Ouvertures publiques des soumissions – Un accomplissement signé ACC

Une de mes premières tâches au sein du bureau de l’Association canadienne de la construction (ACC) était d’assister aux ouvertures de soumissions pour les projets de construction les mercredis après-midi au ministère fédéral des Travaux publics (MTP). Elles étaient « publiques » grâce à une longue campagne de l’ACC conçue pour déterminer quel soumissionnaire était bel et bien le moins disant. Un membre m’a dit qu’auparavant, les appels d’offres se déroulaient souvent en deux étapes : d’abord, une firme devait être le soumissionnaire le moins disant, puis elle devait conserver le contrat en luttant contre les pressions politiques favorisant d’autres firmes.

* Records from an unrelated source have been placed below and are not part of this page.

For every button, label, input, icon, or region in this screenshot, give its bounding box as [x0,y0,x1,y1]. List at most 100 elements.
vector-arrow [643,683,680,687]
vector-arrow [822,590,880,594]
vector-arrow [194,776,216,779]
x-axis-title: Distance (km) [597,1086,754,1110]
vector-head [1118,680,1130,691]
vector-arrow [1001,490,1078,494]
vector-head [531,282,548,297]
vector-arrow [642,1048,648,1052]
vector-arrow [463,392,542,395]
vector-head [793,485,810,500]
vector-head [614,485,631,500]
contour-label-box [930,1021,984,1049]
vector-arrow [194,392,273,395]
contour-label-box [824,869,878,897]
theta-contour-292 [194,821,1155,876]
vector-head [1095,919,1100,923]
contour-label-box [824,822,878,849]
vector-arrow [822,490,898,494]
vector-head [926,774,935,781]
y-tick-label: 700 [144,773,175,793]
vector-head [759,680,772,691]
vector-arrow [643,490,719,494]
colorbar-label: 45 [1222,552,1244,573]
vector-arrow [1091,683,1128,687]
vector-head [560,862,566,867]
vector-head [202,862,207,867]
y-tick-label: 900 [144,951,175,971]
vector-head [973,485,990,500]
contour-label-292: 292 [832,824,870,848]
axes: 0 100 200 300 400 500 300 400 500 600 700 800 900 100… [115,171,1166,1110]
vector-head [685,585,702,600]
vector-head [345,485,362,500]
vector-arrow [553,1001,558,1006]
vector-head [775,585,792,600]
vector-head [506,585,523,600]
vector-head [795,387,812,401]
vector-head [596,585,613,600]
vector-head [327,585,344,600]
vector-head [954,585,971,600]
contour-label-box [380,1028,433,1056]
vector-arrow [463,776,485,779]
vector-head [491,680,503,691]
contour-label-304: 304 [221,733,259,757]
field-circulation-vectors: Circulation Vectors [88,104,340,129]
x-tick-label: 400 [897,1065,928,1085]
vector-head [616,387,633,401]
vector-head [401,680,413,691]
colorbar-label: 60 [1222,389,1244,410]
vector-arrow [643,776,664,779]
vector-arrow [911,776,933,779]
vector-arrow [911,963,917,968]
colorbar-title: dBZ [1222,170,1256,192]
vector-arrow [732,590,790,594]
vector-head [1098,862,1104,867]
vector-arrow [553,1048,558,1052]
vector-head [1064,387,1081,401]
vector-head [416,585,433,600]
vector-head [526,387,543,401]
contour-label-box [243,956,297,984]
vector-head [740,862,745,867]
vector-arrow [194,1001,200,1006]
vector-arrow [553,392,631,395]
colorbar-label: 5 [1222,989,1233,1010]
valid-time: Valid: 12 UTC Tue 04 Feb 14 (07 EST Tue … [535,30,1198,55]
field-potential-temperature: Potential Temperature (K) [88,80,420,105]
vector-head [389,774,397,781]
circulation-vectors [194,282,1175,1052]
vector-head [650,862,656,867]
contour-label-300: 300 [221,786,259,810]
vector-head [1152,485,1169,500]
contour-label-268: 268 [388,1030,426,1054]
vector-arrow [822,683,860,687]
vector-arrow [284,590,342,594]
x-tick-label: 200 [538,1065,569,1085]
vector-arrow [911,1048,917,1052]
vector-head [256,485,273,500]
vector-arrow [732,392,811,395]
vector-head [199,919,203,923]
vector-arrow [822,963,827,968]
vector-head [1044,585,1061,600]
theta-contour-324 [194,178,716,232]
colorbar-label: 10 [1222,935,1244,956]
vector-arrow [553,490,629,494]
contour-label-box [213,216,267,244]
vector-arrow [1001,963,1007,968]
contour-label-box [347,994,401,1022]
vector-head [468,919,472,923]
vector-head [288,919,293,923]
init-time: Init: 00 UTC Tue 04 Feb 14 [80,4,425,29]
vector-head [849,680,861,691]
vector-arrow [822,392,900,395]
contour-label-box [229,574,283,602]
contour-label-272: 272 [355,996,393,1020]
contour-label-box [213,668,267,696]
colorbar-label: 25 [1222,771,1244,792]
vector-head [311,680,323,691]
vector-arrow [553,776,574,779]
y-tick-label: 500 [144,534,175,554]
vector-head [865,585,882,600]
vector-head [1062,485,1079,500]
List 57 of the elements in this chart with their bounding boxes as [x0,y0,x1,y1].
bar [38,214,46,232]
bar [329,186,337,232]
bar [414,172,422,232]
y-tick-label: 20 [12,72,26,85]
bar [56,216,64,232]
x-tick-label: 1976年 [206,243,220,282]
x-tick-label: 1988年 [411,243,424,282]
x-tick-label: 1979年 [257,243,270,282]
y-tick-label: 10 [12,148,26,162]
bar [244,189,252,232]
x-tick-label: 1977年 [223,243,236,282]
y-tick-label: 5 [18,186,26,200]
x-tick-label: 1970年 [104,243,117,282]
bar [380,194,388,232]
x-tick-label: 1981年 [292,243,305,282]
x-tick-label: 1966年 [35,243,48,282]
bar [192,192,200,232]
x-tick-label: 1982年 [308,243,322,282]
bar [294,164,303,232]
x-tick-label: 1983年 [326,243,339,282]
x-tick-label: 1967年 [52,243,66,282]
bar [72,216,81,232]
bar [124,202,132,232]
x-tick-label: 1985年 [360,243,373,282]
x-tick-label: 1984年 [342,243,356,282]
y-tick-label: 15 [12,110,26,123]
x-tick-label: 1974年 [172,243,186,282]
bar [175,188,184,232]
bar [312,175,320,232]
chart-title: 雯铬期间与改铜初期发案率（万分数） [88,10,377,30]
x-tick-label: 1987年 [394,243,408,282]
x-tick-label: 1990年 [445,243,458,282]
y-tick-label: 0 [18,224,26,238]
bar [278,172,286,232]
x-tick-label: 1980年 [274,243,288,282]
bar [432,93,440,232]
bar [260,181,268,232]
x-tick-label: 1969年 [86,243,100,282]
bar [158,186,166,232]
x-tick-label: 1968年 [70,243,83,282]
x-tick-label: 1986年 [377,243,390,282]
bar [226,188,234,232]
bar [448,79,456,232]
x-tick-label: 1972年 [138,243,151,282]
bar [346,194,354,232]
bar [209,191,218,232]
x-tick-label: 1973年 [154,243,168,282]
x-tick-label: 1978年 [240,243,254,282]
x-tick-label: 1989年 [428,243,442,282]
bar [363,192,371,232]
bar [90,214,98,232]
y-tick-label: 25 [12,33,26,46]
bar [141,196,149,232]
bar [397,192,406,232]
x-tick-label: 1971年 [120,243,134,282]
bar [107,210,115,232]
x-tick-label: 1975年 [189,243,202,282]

On vérifiait auprès de l’Observatoire fédéral afin de savoir quand il était exactement 15 h. Toute enveloppe de soumission reçue après 15 h demeurait fermée. Le secrétaire du ministère, qui avait la vue défaillante, ouvrait les enveloppes de soumissions à coup de coupe-papier. Ensuite, il lisait les montants des soumissions à l’aide d’une loupe. Il annonçait seulement le nom du « soumissionnaire le moins disant apparent ». Toutefois, au fil du temps j’ai commencé à reconnaître les caractéristiques distinctes des chèques de cautionnement de plusieurs soumissionnaires. L’un des services importants offerts par l’ACC consistait à aviser les membres des résultats des soumissions. Ces rapports étaient envoyés par courrier, mais souvent les membres qui lançaient des soumissions sur d’autres projets téléphonaient à l’ACC afin de s’informer de leur statut quant au projet du MTP.

Bien que l’on ait longtemps résisté à l’idée des ouvertures publiques des soumissions, le gouvernement s’est rendu compte qu’elles étaient dans leur intérêt supérieur. Par exemple, lorsqu’une question était posée à la Chambre des communes au sujet de l’attribution d’un contrat, on répondait que l’ouverture des soumissions se faisait publiquement en la présence d’un représentant de l’industrie et de tous les soumissionnaires intéressés, ce qui mettait fin à la discussion.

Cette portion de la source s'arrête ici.